The above query is basically asking if 2 is between 0 and 3, albeit in a very inefficient way. The allBetween procedure ends up searching through every number between 0 and 2 before discovering that 2 = 2, resulting in success. The Fails in the above trace show it trying incorrect values, and the Redos in the above trace show it backtracking to make alternative decisions. After finally succeeding on 2, we can immediately see a Redo in the output, which occurs because the user asked for additional solutions via the use of semicolon. This causes it to check 3, which subsequently fails. At this point it runs out of alternative choices, leading ultimately to failure. This makes sense, since 2 is between 0 and 3 only once; if it had succeeded multiple times, then this would mean that 2 must be between these numbers multiple times, which doesn't make a whole lot of sense.
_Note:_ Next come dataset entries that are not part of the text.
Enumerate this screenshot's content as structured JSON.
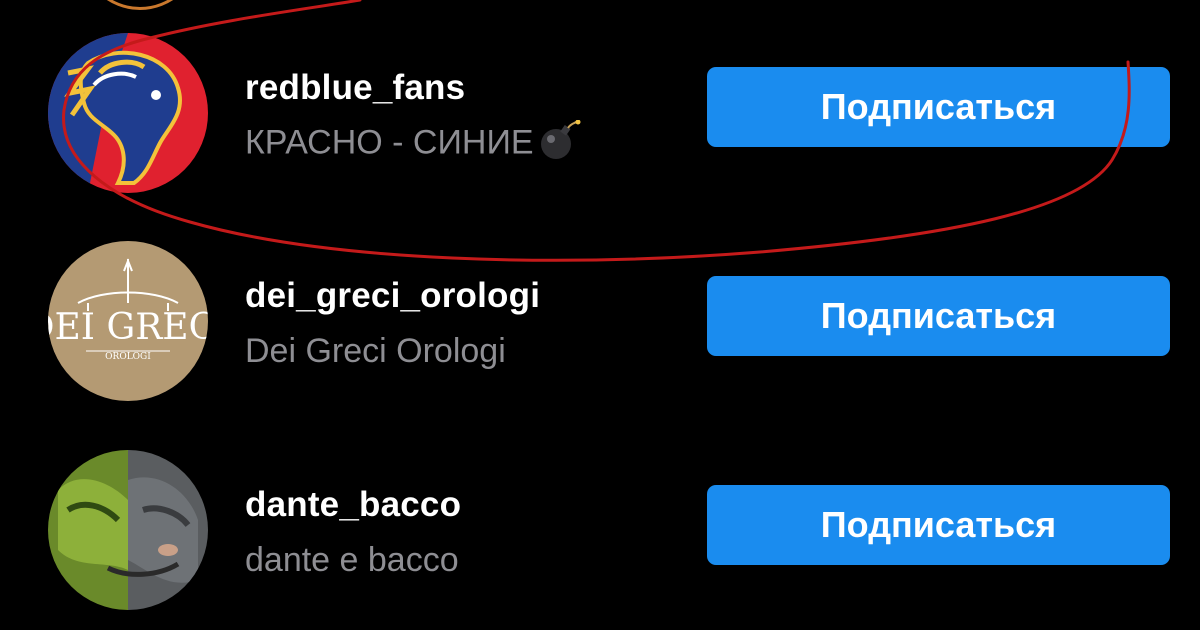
{
  "suggestions": [
    {
      "username": "redblue_fans",
      "subtitle": "КРАСНО - СИНИЕ",
      "subtitle_emoji": "bomb-icon",
      "button_label": "Подписаться",
      "avatar_colors": {
        "background": "#e0212f",
        "horse": "#1f3d8f"
      }
    },
    {
      "username": "dei_greci_orologi",
      "subtitle": "Dei Greci Orologi",
      "button_label": "Подписаться",
      "avatar_colors": {
        "background": "#b49a73",
        "ink": "#ffffff"
      },
      "avatar_logo_text": "DEI GRECI",
      "avatar_logo_subtext": "OROLOGI"
    },
    {
      "username": "dante_bacco",
      "subtitle": "dante e bacco",
      "button_label": "Подписаться",
      "avatar_colors": {
        "left": "#6a8a2a",
        "right": "#5a5d60"
      }
    }
  ],
  "colors": {
    "background": "#000000",
    "button": "#1a8cef",
    "username": "#ffffff",
    "subtitle": "#8e8e93",
    "annotation": "#c41a1a"
  }
}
trace is nice because it tells us so much information about our code, but the problem is that sometimes this is way too much information. On larger programs, trace quickly becomes useless as it swamps the programmer with debugging information, most of which is irrelevant to whatever is beging debugged at the moment. For situations like this, there is another form of the trace command, which takes a specific prodecure to trace. For example, consider the following:

:- trace(foo).         % only the `foo` procedure is traced
:- some_long_query(X). % calls `foo` inside somewhere

With the above code, only the foo prodecure will be traced, and everything else will run as normal. This means that the only debugging output you'll get is that specific to foo, and nothing else. This will not even trace the internals of foo - only the initial call and return or failure of foo. If you want more debugging output than this, trace/1 can be issued multiple times, as with:

:- trace(foo).
:- trace(bar).
:- some_long_query(X). % calls `foo` and `bar` inside somewhere

With the above code, both the foo and bar procedures will be traced.

Approaches to Using trace

Based on my experiences, the version of trace that traces everything is usually way too much. Even on relatively small problems we can easily get megabytes of debugging output which must be read by hand, which is not feasible. A better approach is to piecewise trace through specific procedures you suspect to be buggy. That is, a good idea is to develop a hypothesis why you're code isn't working, and then test that hypothesis by performing calls to trace with surgical precision. At the very least, this will tell you if code is being called, which is actually very useful information; I have personally been surprised on many occasions to find some helper I had defined was never called, which was related to some subtle bug.

Using format/2

The format/2 built-in predicate is analogous to printf in C: it allows you to do formatted printing to the terminal. In many languages, using printf-like routines in key places during the debugging phase can quickly find errors. This is also true for Prolog, but the output results can get confusing due to nondeterminism. For example, consider the following code and query:

foo(1).
foo(2).
foo(3).

:- foo(X), format('~w~n', [X]).

The query in the above code calls the foo/1 procedure, which nondeterministically binds one of 1, 2, or 3 to X. The subsequent call to format/2 will print out the number followed by a newline. What's particularly interesting about the above code is that it actually prints all three numbers, despite the fact that the code's structure does not have any sort of looping built in. This is because nondeterministic implicitly puts loops into our code, and it is generally not at all obvious where these are going to be. This is just something to keep in mind if you start peppering your code with format/2 calls.